Was für ein ’netter Junge‘! Und wie eifrig der immer hilft, wenn die Boote umtragen werden müssen…
…da hab ich gleich wieder das Bild vor Augen, wie er als ‚mein Wanderwart‘ mit verschränkten Armen dämlich grinsend mein Boot hat liegen lassen. Mir beim Tragen helfen? Um Himmels willen, nein!

Und wie war das mit dem Essen kochen? Oh, ja! Für einen WDR-Reporter macht er das doch gern…
…dabei fällt mir die Grillwurst ein, die er lieber dem Müll übereignet hat, als sie meinem Sohn anzubieten! Den fassungslosen Gesichtsausdruck meines Kindes werde ich wohl nie vergessen!

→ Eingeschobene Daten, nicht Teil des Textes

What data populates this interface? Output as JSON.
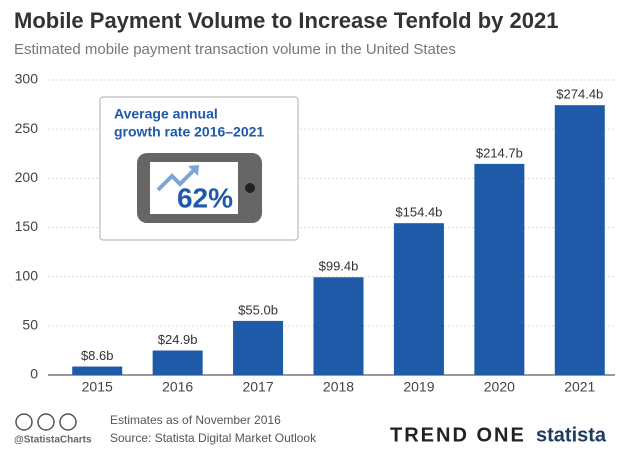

Ist doch echt ein ’netter Kerl‘! Bezeichnenderweise hat er mir nie meine wiederholte Frage nach dem ‚Warum‘ beantwortet…
…schon klar! Wo man keine Antwort hat, kann man keine geben!

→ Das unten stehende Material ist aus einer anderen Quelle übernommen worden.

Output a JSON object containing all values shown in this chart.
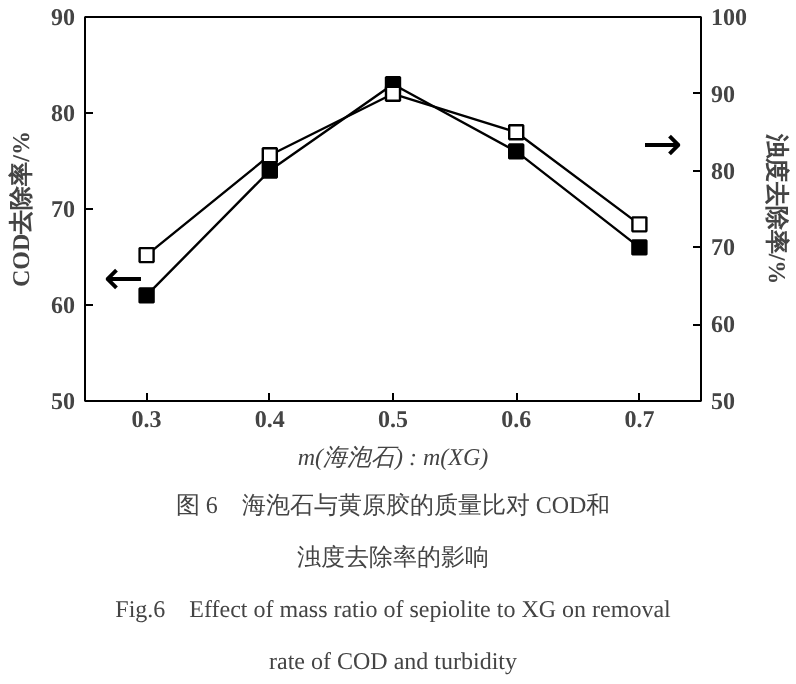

Vielleicht hätte er einfach antworten sollen: „Es macht mir eben Spaß zu verletzen und zu schikanieren. Das verleiht mir die Illusion von Macht…“.

Die WDR-Tour hatte mich eigentlich sehr interessiert. Eine tolle Idee – fand ich. Aber irgendwie kommt der ganze Ekel wieder hoch.
Etwa 1.300 Kanuvereine in Deutschland und ausgerechnet mein Ex-Verein nutzt dieses Event mal wieder zum Schön-Wetter-Machen. Igitt! Das ist wirklich fast wie ein Griff ins Klo!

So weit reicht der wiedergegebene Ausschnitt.